Hotp vs totp choices

[jinwatkins]

Wondering if HOTP is the right fit for a field team that authenticates only a few times a day. They sometimes have no network and want a code that works on demand. TOTP has been okay in other apps, but time skew and dead batteries have caused headaches. With HOTP, I like the “press for a code” idea, yet I’m worried about counters drifting when people mash the button.

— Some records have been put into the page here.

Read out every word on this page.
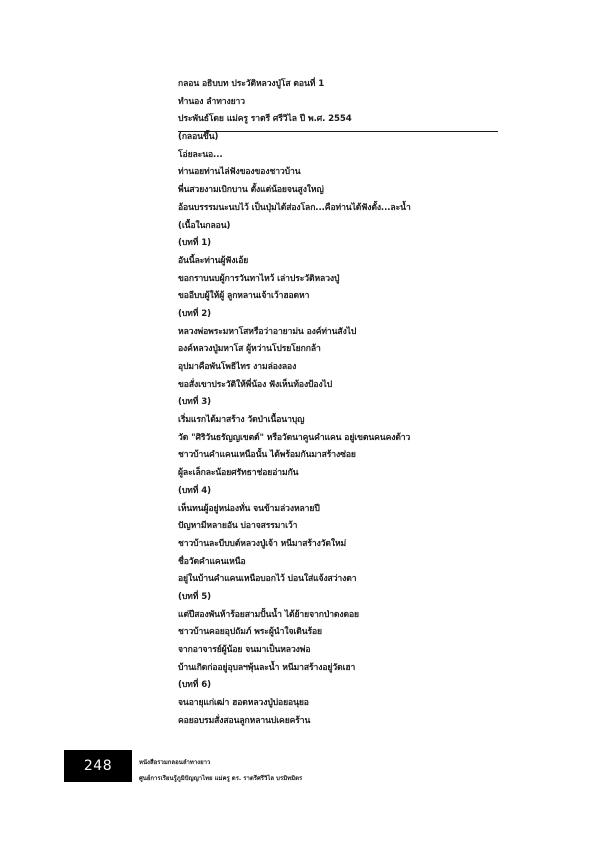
กลอน อธิบบท ประวัติหลวงปู่โส ตอนที่ 1
ทำนอง ลำทางยาว
ประพันธ์โดย แม่ครู ราตรี ศรีวิไล ปี พ.ศ. 2554
(กลอนขึ้น)
โอ่ยละนอ...
ท่านอยท่านไล่ฟังของของชาวบ้าน
พี่นสวยงามเบิกบาน ตั้งแต่น้อยจนสูงใหญ่
อ้อนบรรรมนะนบไว้ เป็นปุ่มได้ส่องโลก...คือท่านได้ฟังตั้ง...ละน้ำ
(เนื้อในกลอน)
(บทที่ 1)
อันนี้ละท่านผู้ฟังเอ้ย
ขอกราบนบผู้การวันทาไหว้ เล่าประวัติหลวงปู่
ขออีบบผู้ให้ผู้ ลูกหลานเจ้าเว้าฮอดหา
(บทที่ 2)
หลวงพ่อพระมหาโสหรือว่าอายาม่น องค์ท่านสังไป
องค์หลวงปู่มหาโส ผู้หว่านโปรยโยกกล้า
อุปมาคือพันโพธิไทร งามล่องลอง
ขอสั่งเขาประวัติให้พี่น้อง ฟังเห็นท้องป้องไป
(บทที่ 3)
เริ่มแรกได้มาสร้าง วัดป่าเนื้อนาบุญ
วัด "ศิริวันธรัญญเขตต์" หรือวัดนาคูนคำแคน อยู่เขตนคนคงด้าว
ชาวบ้านคำแคนเหนือนั้น ได้พร้อมกันมาสร้างซ่อย
ผู้ละเล็กละน้อยศรัทธาช่อยอ่ามกัน
(บทที่ 4)
เห็นทนผู้อยู่หน่องทั่น จนข้ามล่วงหลายปี
ปัญหามีหลายอัน บ่อาจสรรมาเว้า
ชาวบ้านละบีบบต์หลวงปู่เจ้า หนีมาสร้างวัดใหม่
ชื่อวัดคำแคนเหนือ
อยู่ในบ้านคำแคนเหนือบอกไว้ บ่อนใส่แจ้งสว่างตา
(บทที่ 5)
แต่ปีสองพันห้าร้อยสามปั้นน้ำ ได้ย้ายจากป่าดงดอย
ชาวบ้านคอยอุปถัมภ์ พระผู้นำใจเดินร้อย
จากอาจารย์ผู้น้อย จนมาเป็นหลวงพ่อ
บ้านเกิดก่ออยู่อุบลฯพุ้นละน้ำ หนีมาสร้างอยู่วัดเฮา
(บทที่ 6)
จนอายุแก่เฒ่า ฮอดหลวงปู่บ่อยอนุยอ
คอยอบรมสั่งสอนลูกหลานบ่เคยคร้าน
248	หนังสือรวมกลอนลำทางยาว
ศูนย์การเรียนรู้ภูมิปัญญาไทย แม่ครู ดร. ราตรีศรีวิไล บรมิทมิตร
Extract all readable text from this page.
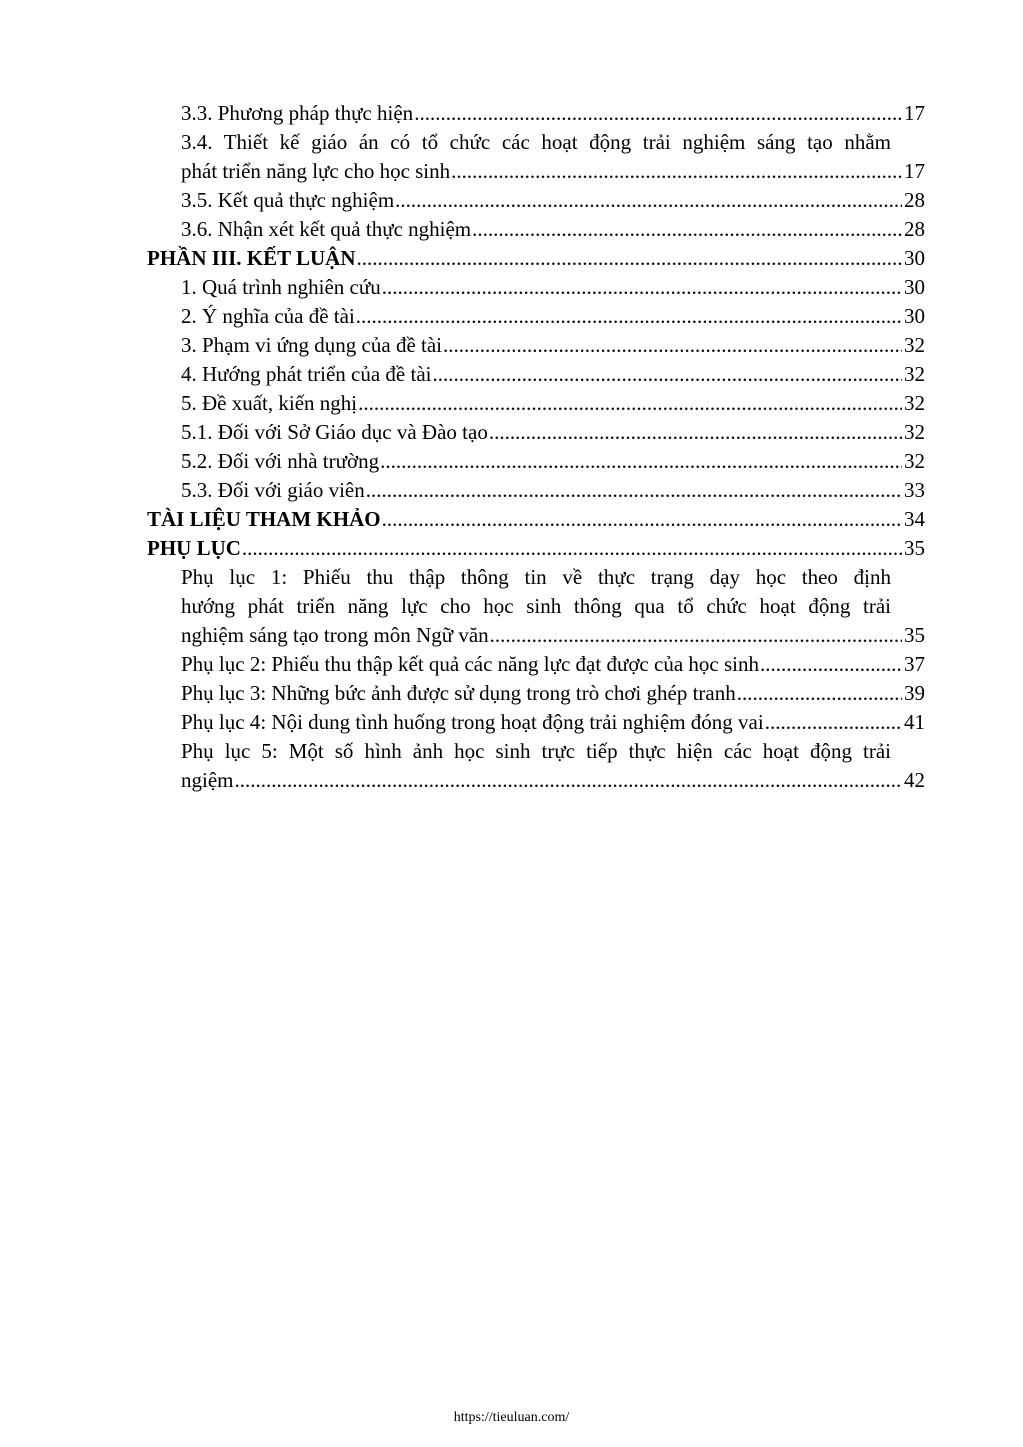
3.3. Phương pháp thực hiện .....	17
3.4. Thiết kế giáo án có tổ chức các hoạt động trải nghiệm sáng tạo nhằm
phát triển năng lực cho học sinh .....	17
3.5. Kết quả thực nghiệm .....	28
3.6. Nhận xét kết quả thực nghiệm .....	28
PHẦN III. KẾT LUẬN .....	30
1. Quá trình nghiên cứu .....	30
2. Ý nghĩa của đề tài .....	30
3. Phạm vi ứng dụng của đề tài .....	32
4. Hướng phát triển của đề tài .....	32
5. Đề xuất, kiến nghị .....	32
5.1. Đối với Sở Giáo dục và Đào tạo .....	32
5.2. Đối với nhà trường .....	32
5.3. Đối với giáo viên .....	33
TÀI LIỆU THAM KHẢO .....	34
PHỤ LỤC .....	35
Phụ lục 1: Phiếu thu thập thông tin về thực trạng dạy học theo định
hướng phát triển năng lực cho học sinh thông qua tổ chức hoạt động trải
nghiệm sáng tạo trong môn Ngữ văn .....	35
Phụ lục 2: Phiếu thu thập kết quả các năng lực đạt được của học sinh .....	37
Phụ lục 3: Những bức ảnh được sử dụng trong trò chơi ghép tranh .....	39
Phụ lục 4: Nội dung tình huống trong hoạt động trải nghiệm đóng vai .....	41
Phụ lục 5: Một số hình ảnh học sinh trực tiếp thực hiện các hoạt động trải
ngiệm .....	42
https://tieuluan.com/
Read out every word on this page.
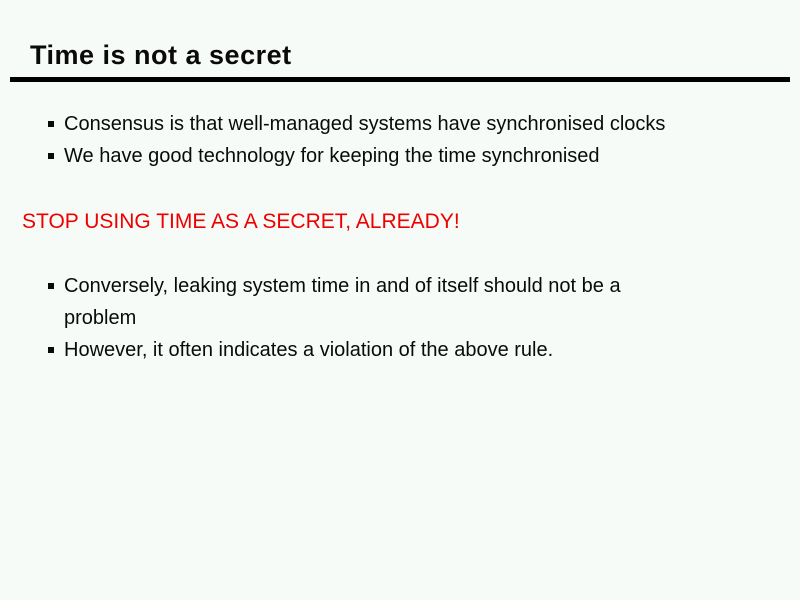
Time is not a secret
Consensus is that well-managed systems have synchronised clocks
We have good technology for keeping the time synchronised
STOP USING TIME AS A SECRET, ALREADY!
Conversely, leaking system time in and of itself should not be a problem
However, it often indicates a violation of the above rule.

What are the trade-offs, and how do you prevent runaway counter issues in the real world?

[ricerick]

HOTP shines for intermittent use because codes don’t expire by clock—they’re event-driven. The trade-off is managing counter state. Use a modest resync window (say 10–20 steps for field scenarios), enforce throttling, and bump the server counter only on a verified hit inside that window. Provide a “resync” flow in support tools to test a few successive codes and catch up safely. When evaluating or demoing sequence behavior without affecting your live systems, this hotp generator enables you to generate the exact next codes and verify your backend logic. If your users authenticate constantly, TOTP can be simpler; for bursty, offline-friendly workflows, HOTP with sane windows is very practical.

[FoddyJin]

Adding a neutral note from day-to-day use: the button-mashing fear was real for us, but it didn’t materialize once we taught folks to press once and wait. The small resync window covered the rare extra press, and rate limiting muted brute-force risks. We also added a quick support script that asks for two consecutive codes to resync without exposing secrets. That balance kept offline access smooth and kept the ops team calm.